Она частенько употребляла это словечко.
– Сегодня в столовой плов просто джабаханский! Повар украл половину баранины. Куда только смотрит Арчил?..
– В Параге совсем обнаглели! В обмен на привезённую мною сюда хара-хуру3 предлагают откровенно джабаханские продукты…
Поскольку о неразделённой страсти Назария в экспедиции знали все, Николай не преминул спародировать известный романс, превратив его в монолог скучающей Анечки.
Мне ни к чему шампанское,
Изюм и пеламуш!
И ваше джабаханское
Родство каких-то душ…
В нашей палатке помигивала под потолком двадцатипятиваттовая лампочка, на электроплитке закипал большой походный чайник. Мы сидели на топчанах, и Аня, обращаясь к Горянину, восклицала, делая вид, что обижена:
– Ну, вот! Коля, как всегда, насмешничает! Но вы, человек деликатный, скажите: могу ли я по-иному реагировать на нелепые ухаживания Арчила?

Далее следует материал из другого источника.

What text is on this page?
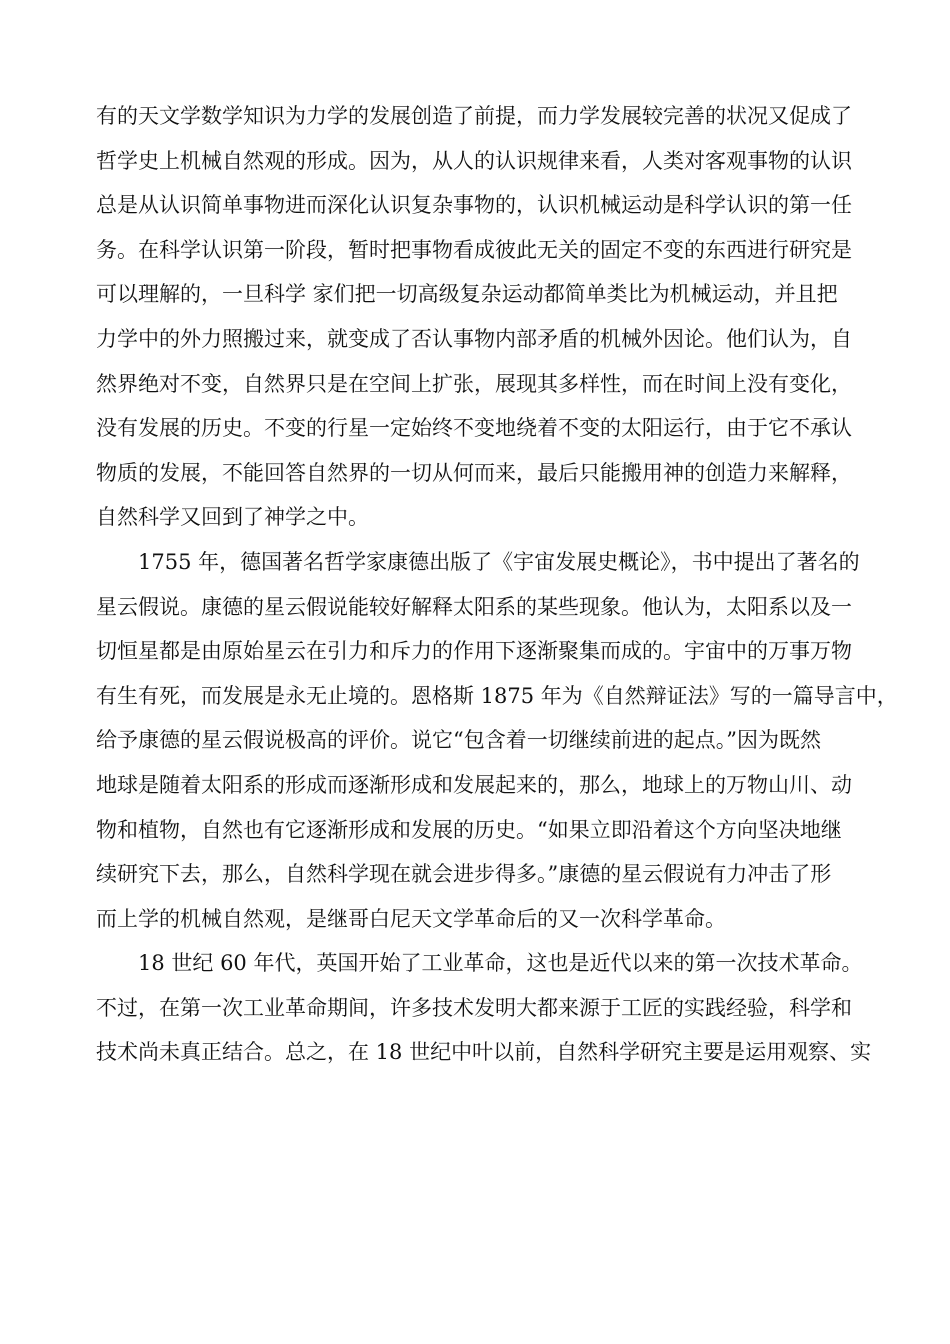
有的天文学数学知识为力学的发展创造了前提，而力学发展较完善的状况又促成了
哲学史上机械自然观的形成。因为，从人的认识规律来看，人类对客观事物的认识
总是从认识简单事物进而深化认识复杂事物的，认识机械运动是科学认识的第一任
务。在科学认识第一阶段，暂时把事物看成彼此无关的固定不变的东西进行研究是
可以理解的，一旦科学 家们把一切高级复杂运动都简单类比为机械运动，并且把
力学中的外力照搬过来，就变成了否认事物内部矛盾的机械外因论。他们认为，自
然界绝对不变，自然界只是在空间上扩张，展现其多样性，而在时间上没有变化，
没有发展的历史。不变的行星一定始终不变地绕着不变的太阳运行，由于它不承认
物质的发展，不能回答自然界的一切从何而来，最后只能搬用神的创造力来解释，
自然科学又回到了神学之中。
1755 年，德国著名哲学家康德出版了《宇宙发展史概论》，书中提出了著名的
星云假说。康德的星云假说能较好解释太阳系的某些现象。他认为，太阳系以及一
切恒星都是由原始星云在引力和斥力的作用下逐渐聚集而成的。宇宙中的万事万物
有生有死，而发展是永无止境的。恩格斯 1875 年为《自然辩证法》写的一篇导言中，
给予康德的星云假说极高的评价。说它“包含着一切继续前进的起点。”因为既然
地球是随着太阳系的形成而逐渐形成和发展起来的，那么，地球上的万物山川、动
物和植物，自然也有它逐渐形成和发展的历史。“如果立即沿着这个方向坚决地继
续研究下去，那么，自然科学现在就会进步得多。”康德的星云假说有力冲击了形
而上学的机械自然观，是继哥白尼天文学革命后的又一次科学革命。
18 世纪 60 年代，英国开始了工业革命，这也是近代以来的第一次技术革命。
不过，在第一次工业革命期间，许多技术发明大都来源于工匠的实践经验，科学和
技术尚未真正结合。总之，在 18 世纪中叶以前，自然科学研究主要是运用观察、实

– Гм… хм… Это настолько тонкая материя, Анна Васильевна… Что же касается Николая Евгеньевича, он вовсе не насмешничает, поверьте. Его пародия не более чем дружеская шутка, забавный шарж…
Вы шепчете таинственно:
«О сладкий мой чурчхел!
Ты у меня единственный,
Тебя б с верёвкой съел!1».
Но я так озадачено –
На лысину гляжу,
И скукою охвачена
Всё об одном твержу:
В Тбилиси!..
В Тбилиси!..
В Тбилиси!..
– Ах, Тбилиси! – вздыхала Анечка, и её небесно-голубые глаза поддергивались грустью.
С помощью Мстислава Алексеевича я постигал азы своей будущей профессии и вдобавок занимался хозяйственными делами.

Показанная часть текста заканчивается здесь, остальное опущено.